The United Nations Universal Declaration of Human Rights article 15 states that everyone has the right to a nationality and that no one should be arbitrarily deprived of or denied the right to change nationality.

Kosovo’s self-determination

“Benefiting from this history and international law on self-determination, Kosovo declared its independence from Serbia for the second time on February 17, 2008, the first being proclaimed but remaining unrecognized on September 7, 1990. Serbia again disputed the validation of the 2008 declaration.
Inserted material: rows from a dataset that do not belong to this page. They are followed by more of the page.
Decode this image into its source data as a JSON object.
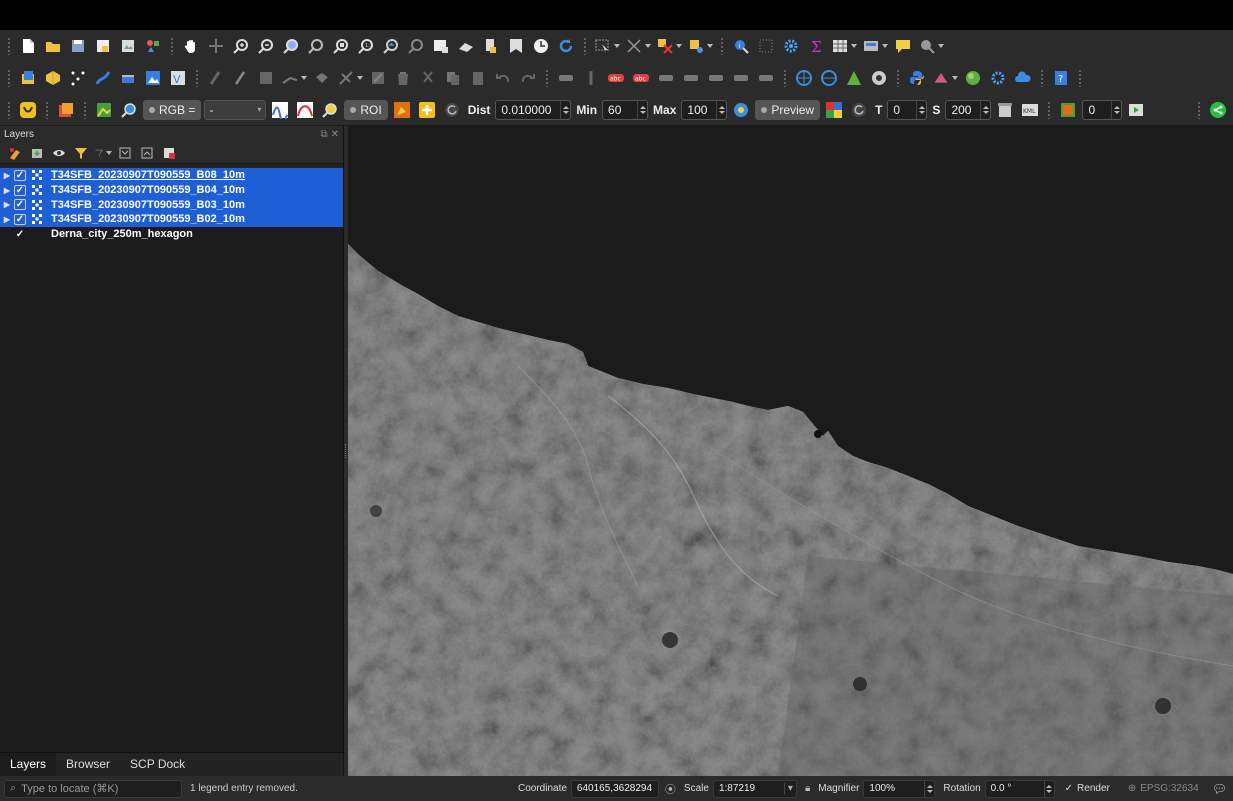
{
  "panel": {
    "title": "Layers",
    "layers": [
      {
        "name": "T34SFB_20230907T090559_B08_10m",
        "checked": true,
        "selected": true
      },
      {
        "name": "T34SFB_20230907T090559_B04_10m",
        "checked": true,
        "selected": true
      },
      {
        "name": "T34SFB_20230907T090559_B03_10m",
        "checked": true,
        "selected": true
      },
      {
        "name": "T34SFB_20230907T090559_B02_10m",
        "checked": true,
        "selected": true
      },
      {
        "name": "Derna_city_250m_hexagon",
        "checked": true,
        "selected": false
      }
    ],
    "tabs": [
      "Layers",
      "Browser",
      "SCP Dock"
    ]
  },
  "scp_toolbar": {
    "rgb_label": "RGB =",
    "rgb_value": "-",
    "roi_label": "ROI",
    "dist_label": "Dist",
    "dist_value": "0.010000",
    "min_label": "Min",
    "min_value": "60",
    "max_label": "Max",
    "max_value": "100",
    "preview_label": "Preview",
    "t_label": "T",
    "t_value": "0",
    "s_label": "S",
    "s_value": "200",
    "band_value": "0"
  },
  "status": {
    "locate_placeholder": "Type to locate (⌘K)",
    "message": "1 legend entry removed.",
    "coordinate_label": "Coordinate",
    "coordinate_value": "640165,3628294",
    "scale_label": "Scale",
    "scale_value": "1:87219",
    "magnifier_label": "Magnifier",
    "magnifier_value": "100%",
    "rotation_label": "Rotation",
    "rotation_value": "0.0 °",
    "render_label": "Render",
    "epsg": "EPSG:32634"
  },
  "colors": {
    "selection": "#1f5fd6",
    "toolbar_bg": "#2b2b2b",
    "panel_bg": "#1c1c1c",
    "sea": "#1b1b1b",
    "land": "#6f6f6f"
  }
}
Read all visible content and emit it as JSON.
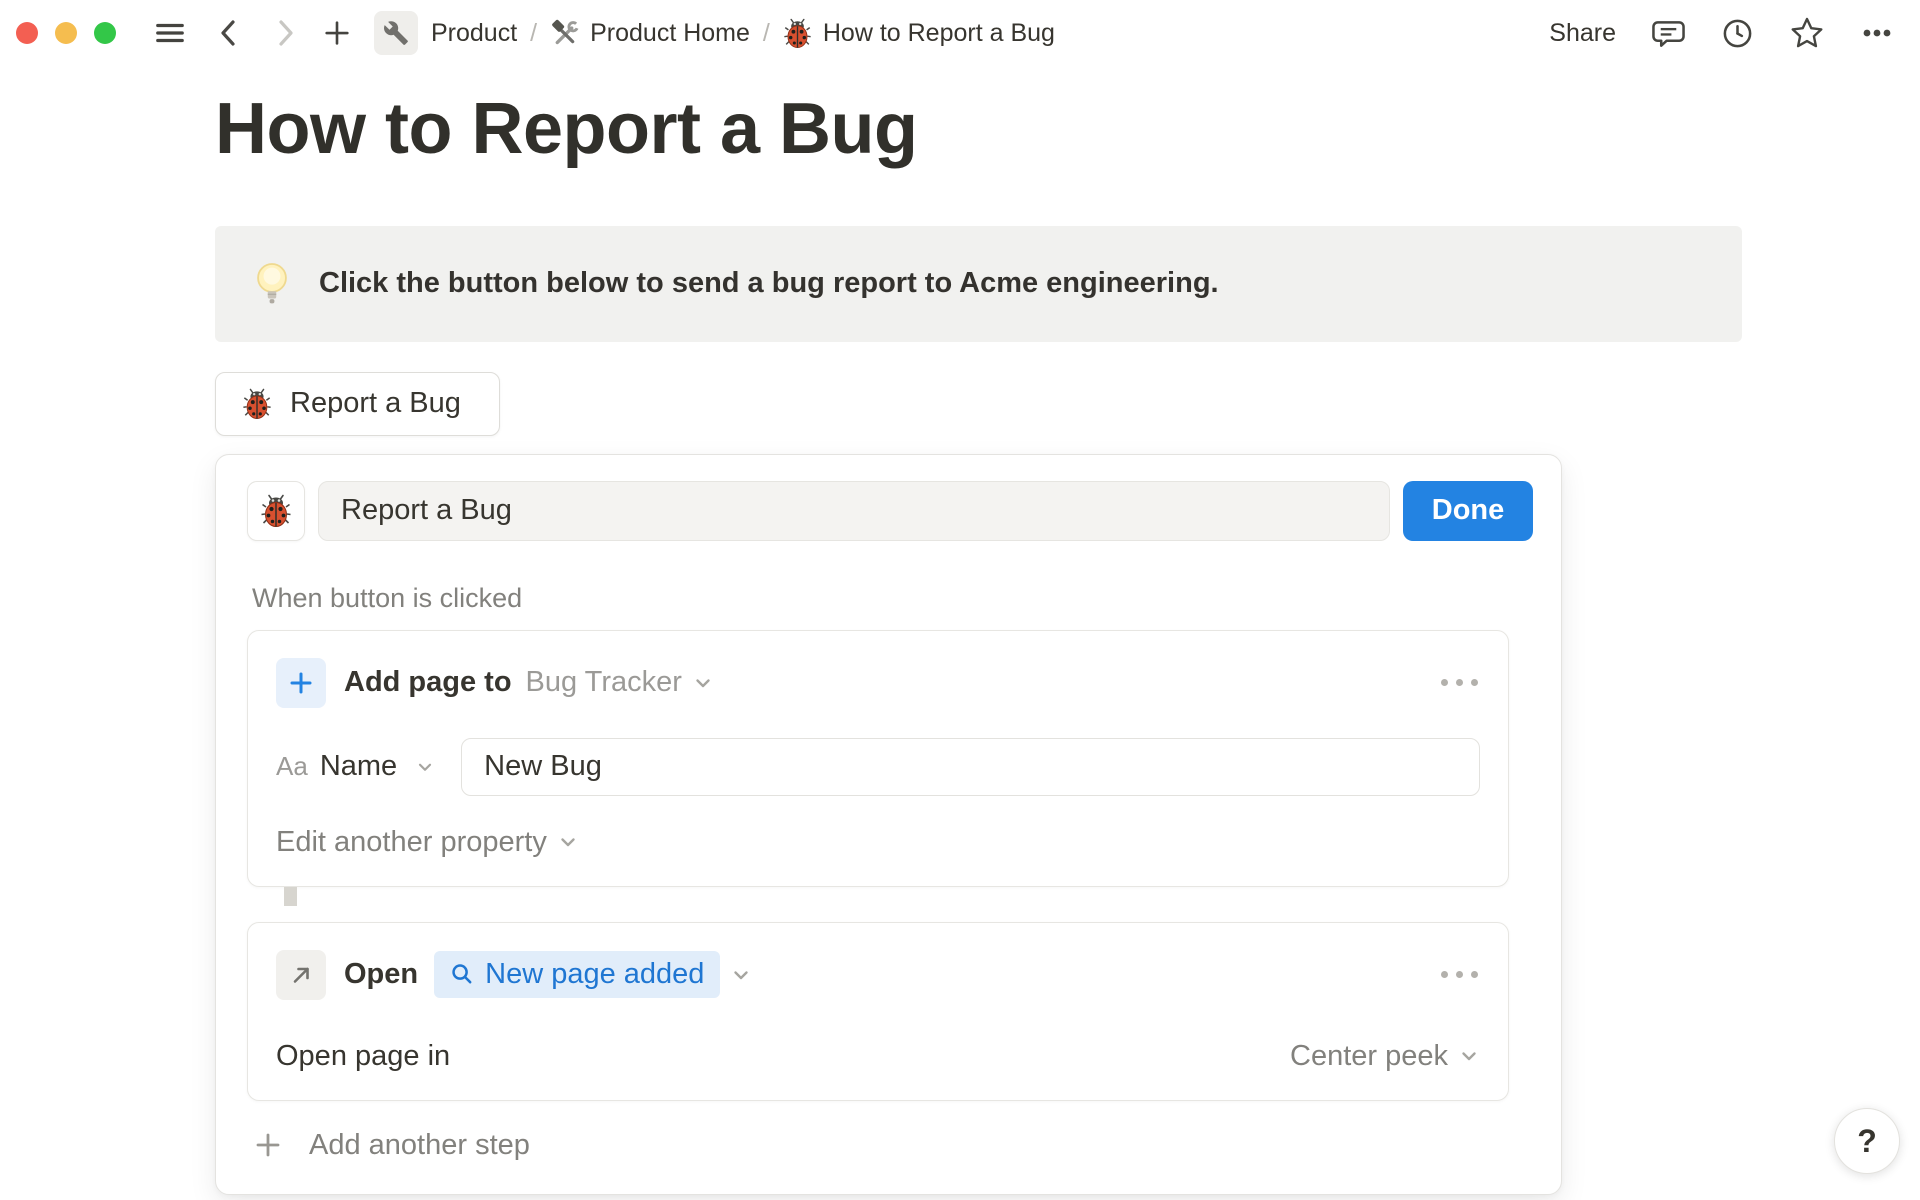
{
  "topbar": {
    "breadcrumb": {
      "separator": "/",
      "items": [
        {
          "label": "Product"
        },
        {
          "label": "Product Home"
        },
        {
          "label": "How to Report a Bug"
        }
      ]
    },
    "share_label": "Share"
  },
  "page": {
    "title": "How to Report a Bug",
    "callout_text": "Click the button below to send a bug report to Acme engineering.",
    "report_button_label": "Report a Bug"
  },
  "editor": {
    "button_name": "Report a Bug",
    "done_label": "Done",
    "trigger_label": "When button is clicked",
    "step1": {
      "action": "Add page to",
      "target": "Bug Tracker",
      "property_type": "Aa",
      "property_name": "Name",
      "property_value": "New Bug",
      "edit_label": "Edit another property"
    },
    "step2": {
      "action": "Open",
      "target": "New page added",
      "open_in_label": "Open page in",
      "open_in_value": "Center peek"
    },
    "add_step_label": "Add another step"
  },
  "help_label": "?",
  "colors": {
    "accent_blue": "#2383E2",
    "link_blue": "#1F76D2",
    "pill_bg": "#E1EDFA",
    "callout_bg": "#F1F1EF",
    "text_primary": "#37352F",
    "text_secondary": "#82817D",
    "text_tertiary": "#9B9A97"
  }
}
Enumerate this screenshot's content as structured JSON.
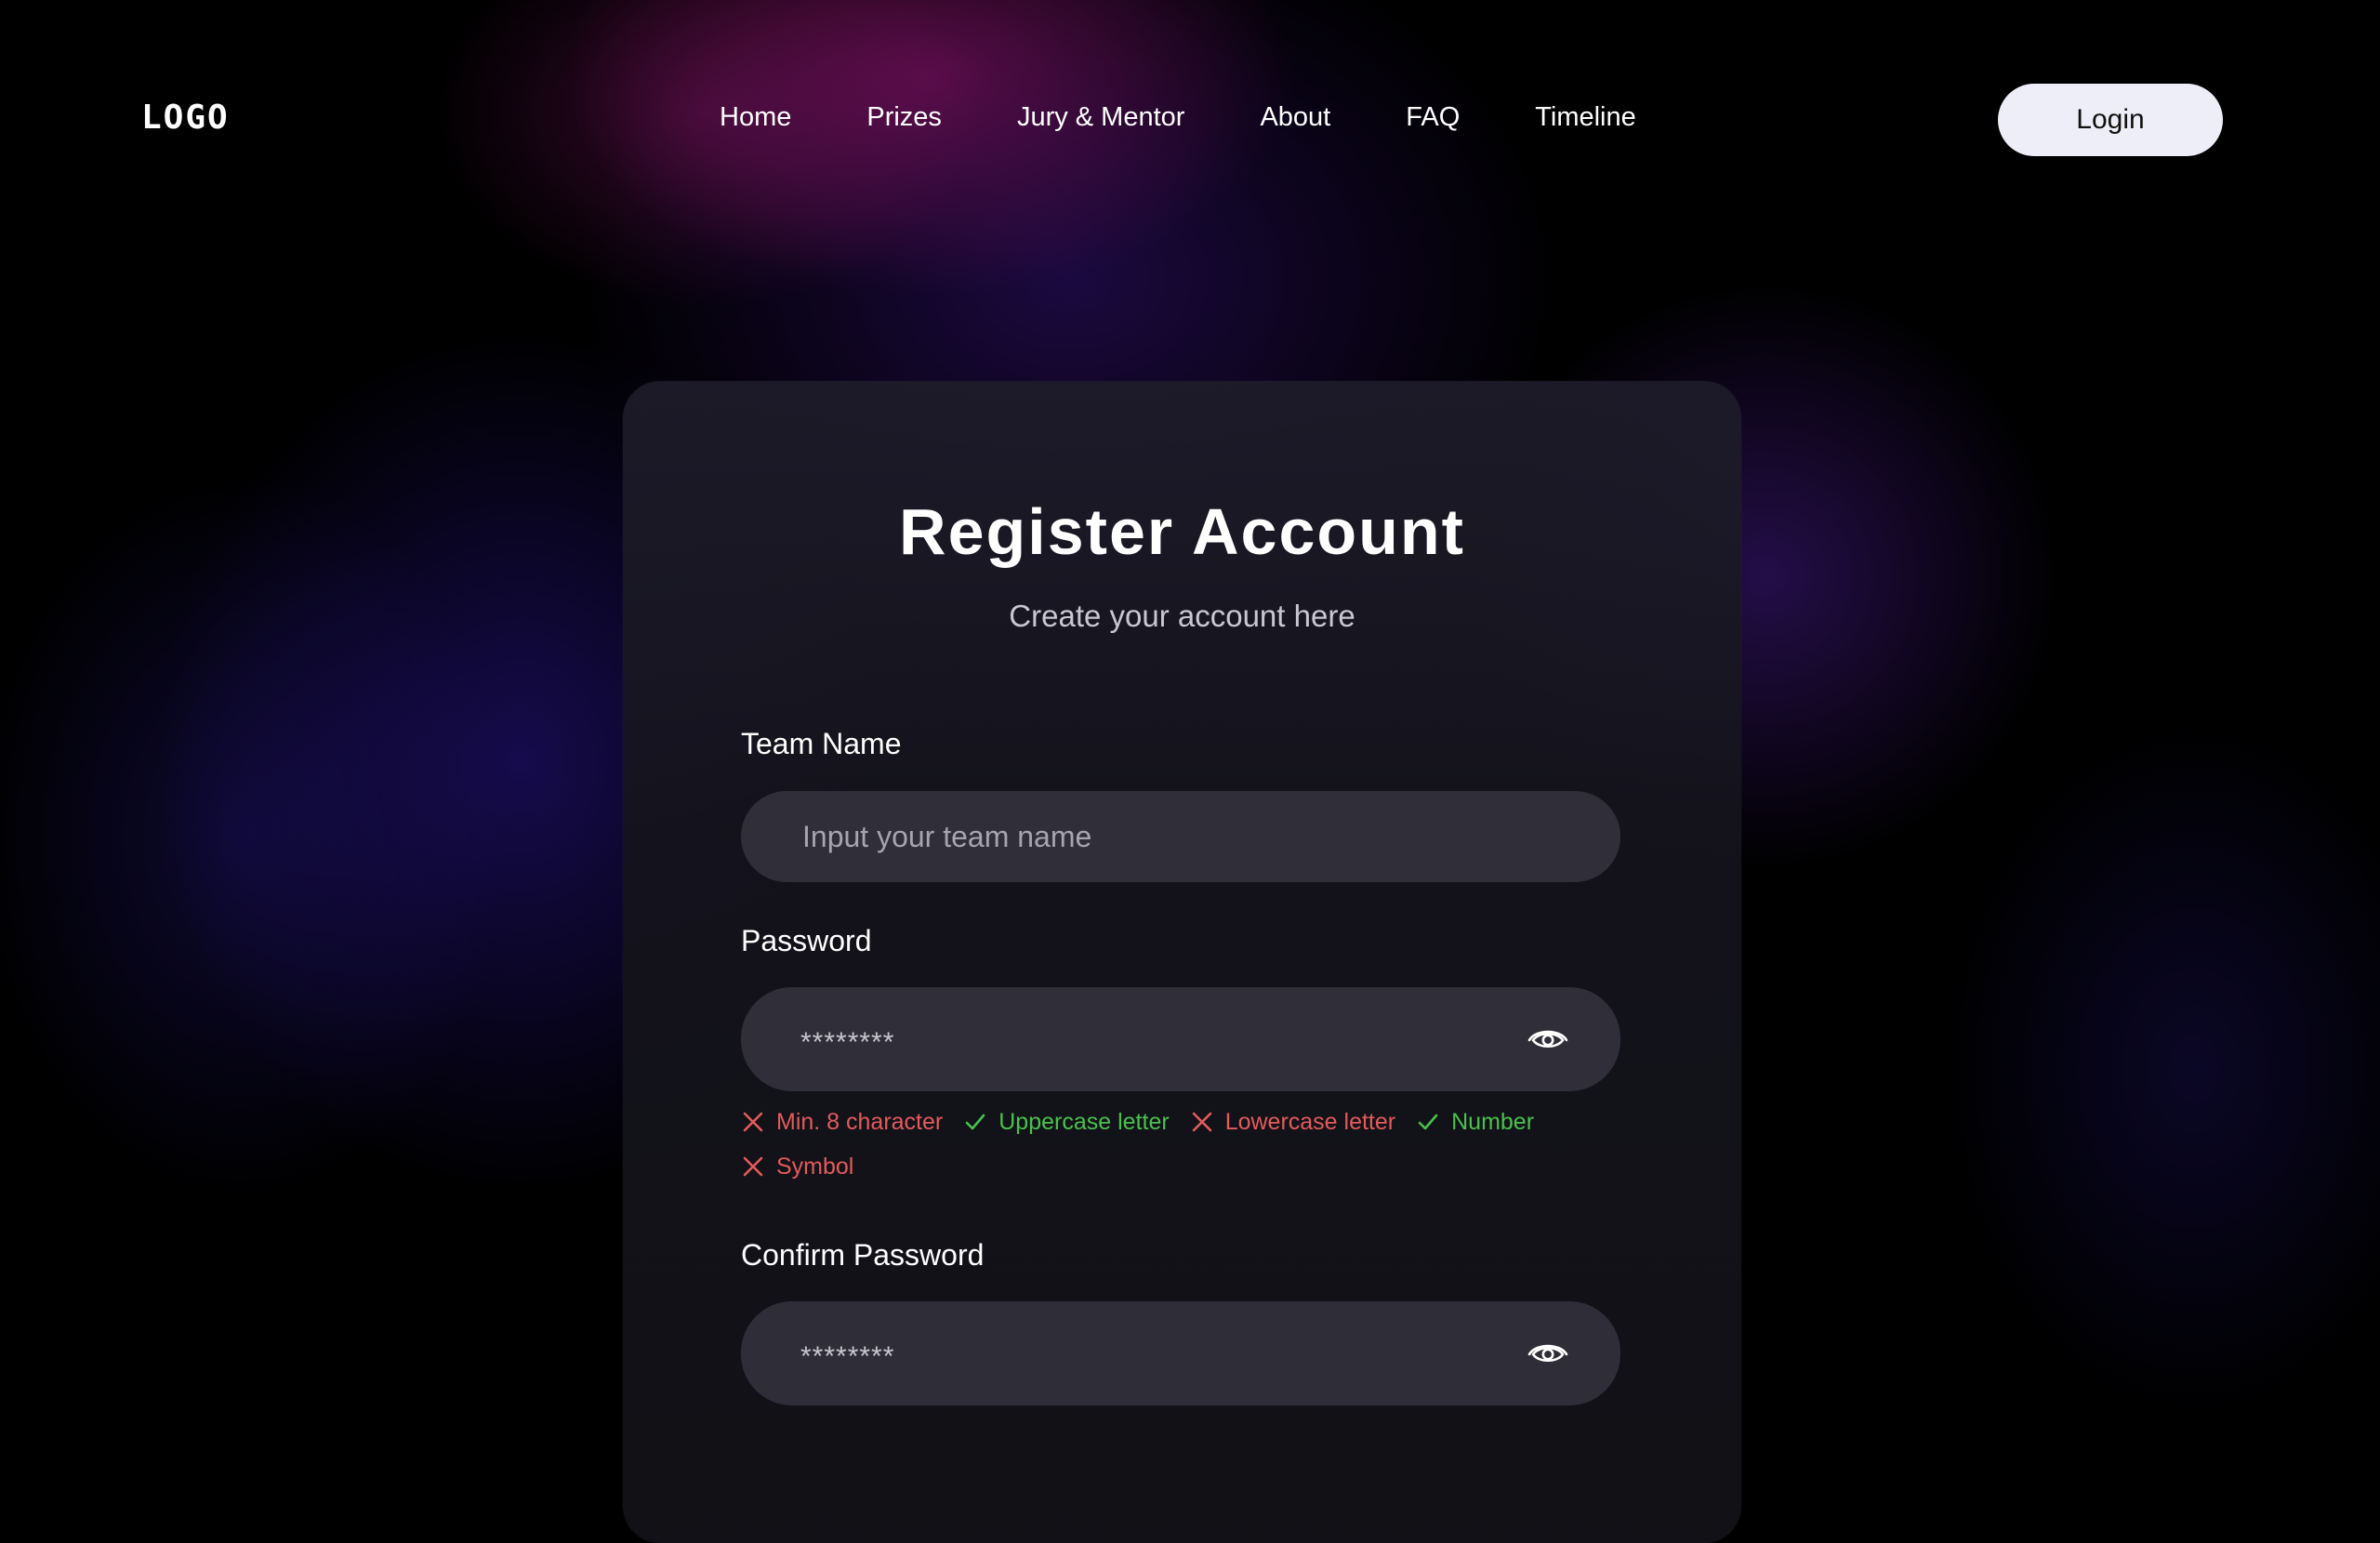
{
  "nav": {
    "logo": "LOGO",
    "items": [
      "Home",
      "Prizes",
      "Jury & Mentor",
      "About",
      "FAQ",
      "Timeline"
    ],
    "login_label": "Login"
  },
  "form": {
    "title": "Register Account",
    "subtitle": "Create your account here",
    "team_name": {
      "label": "Team Name",
      "placeholder": "Input your team name",
      "value": ""
    },
    "password": {
      "label": "Password",
      "value_masked": "********"
    },
    "password_rules": [
      {
        "text": "Min. 8 character",
        "status": "fail"
      },
      {
        "text": "Uppercase letter",
        "status": "pass"
      },
      {
        "text": "Lowercase letter",
        "status": "fail"
      },
      {
        "text": "Number",
        "status": "pass"
      },
      {
        "text": "Symbol",
        "status": "fail"
      }
    ],
    "confirm_password": {
      "label": "Confirm  Password",
      "value_masked": "********"
    }
  },
  "icons": {
    "show_password": "eye-icon",
    "rule_fail": "x-icon",
    "rule_pass": "check-icon"
  },
  "colors": {
    "fail": "#E35B5B",
    "pass": "#49C24C",
    "login_button_bg": "#EEEEF8"
  }
}
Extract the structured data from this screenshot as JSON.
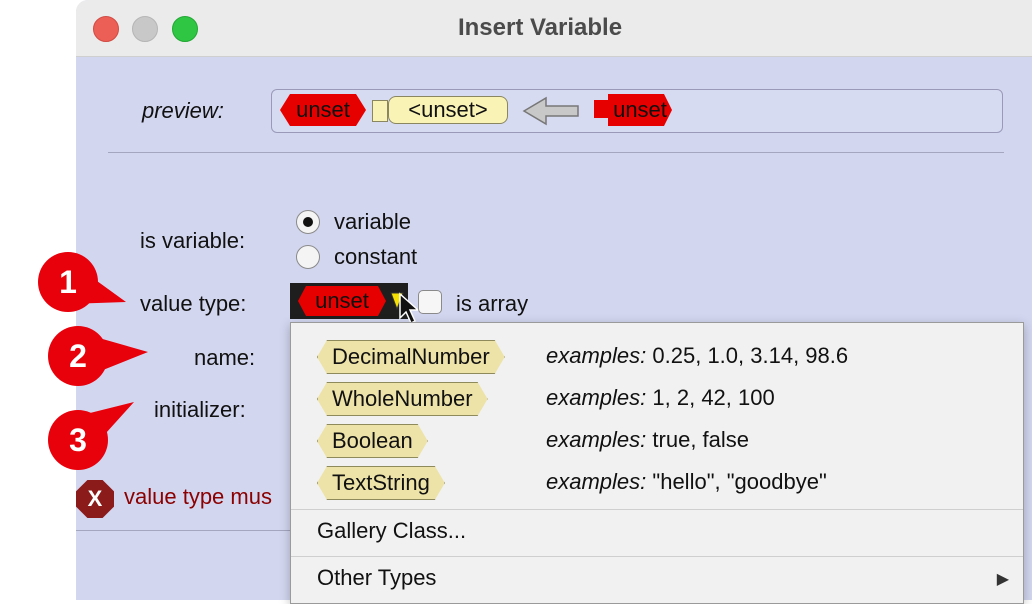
{
  "window": {
    "title": "Insert Variable"
  },
  "preview": {
    "label": "preview:",
    "left_tile": "unset",
    "value_tile": "<unset>",
    "right_tile": "unset"
  },
  "is_variable": {
    "label": "is variable:",
    "options": [
      {
        "label": "variable",
        "selected": true
      },
      {
        "label": "constant",
        "selected": false
      }
    ]
  },
  "value_type": {
    "label": "value type:",
    "selected": "unset",
    "is_array_label": "is array",
    "is_array_checked": false
  },
  "name": {
    "label": "name:"
  },
  "initializer": {
    "label": "initializer:"
  },
  "error": {
    "icon": "X",
    "text": "value type mus"
  },
  "dropdown": {
    "types": [
      {
        "name": "DecimalNumber",
        "examples_label": "examples:",
        "examples": "0.25, 1.0, 3.14, 98.6"
      },
      {
        "name": "WholeNumber",
        "examples_label": "examples:",
        "examples": "1, 2, 42, 100"
      },
      {
        "name": "Boolean",
        "examples_label": "examples:",
        "examples": "true, false"
      },
      {
        "name": "TextString",
        "examples_label": "examples:",
        "examples": "\"hello\", \"goodbye\""
      }
    ],
    "gallery_class": "Gallery Class...",
    "other_types": "Other Types",
    "other_types_icon": "submenu-arrow-icon"
  },
  "callouts": [
    "1",
    "2",
    "3"
  ],
  "colors": {
    "callout_red": "#e8000b",
    "unset_red": "#e60000",
    "dialog_bg": "#d2d6ef",
    "type_tile": "#ede3a8",
    "error_text": "#8b0000"
  }
}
The International Court of Justice, in an advisory opinion dated July 22, 2010, concluded: “that the adoption of Kosovo’s declaration of independence of February 17, 2008, did not violate general international law.” The Court citing the UN Security Council Resolution 1244 of 1999, said, “The international law of self-determination developed in such a way as to create a right to independence for the peoples of non-self-governing territories and peoples subject to alien subjugation, domination, and exploitation” and that “a great many new States have come into existence as a result of the exercise of this right.” 

Right to Independence

In November 2020, I wrote a short piece, “Lasting Peace in the Caucasus can only be achieved with a collaborative frame.” In that article, I cited the law the people of Artsakh used for self-determination in 1991, the same direction that every “independent state of the former Soviet Union,” including Armenia, Azerbaijan, Belarus, Georgia, Kazakhstan, Kyrgyzstan, Moldova, Russia, Tajikistan, Turkmenistan, Ukraine, and Uzbekistan, used to declare their independence. Like Serbia’s rejection of Kosovo’s first declaration, Azerbaijan refused to recognize the declaration, which resulted in the war of 1991, where the people of Artsakh secured their land, which they had occupied for several millennia. Sadly, encouraged by its ally Turkey, Azerbaijan, aided by several countries including Israel and Turkey, launched an unprovoked offensive to occupy most of Artsakh. Today what remains of Artsakh is under a complete blockade by the Azeri military for more than 200 days. 

Instead of supporting Artsakh’s right under international law for self-determination, every country, including the United States and France, has become tone-deaf in not hearing the cries of 120,000 ethnic Armenians trapped in their land. 

Question to the world?

If self-determination denotes the legal right of people to decide their own destiny in the international order, and if Self-determination is a core principle of international law and good for the United States, France, and Kosovo, then why are all these political gymnastics jeopardizing the lives of ethnic Armenians of Artsakh? 

No one, including Armenia, has the right to subjugate the people of Artsakh to the proven ill will of an authoritarian. The Republic of Artsakh must be allowed to negotiate its destiny for independence. As France celebrates “Bastille Day,” I ask President Macron to think about the phrase inscribed in the Pantheon, “Vivre Libre ou Mourir.”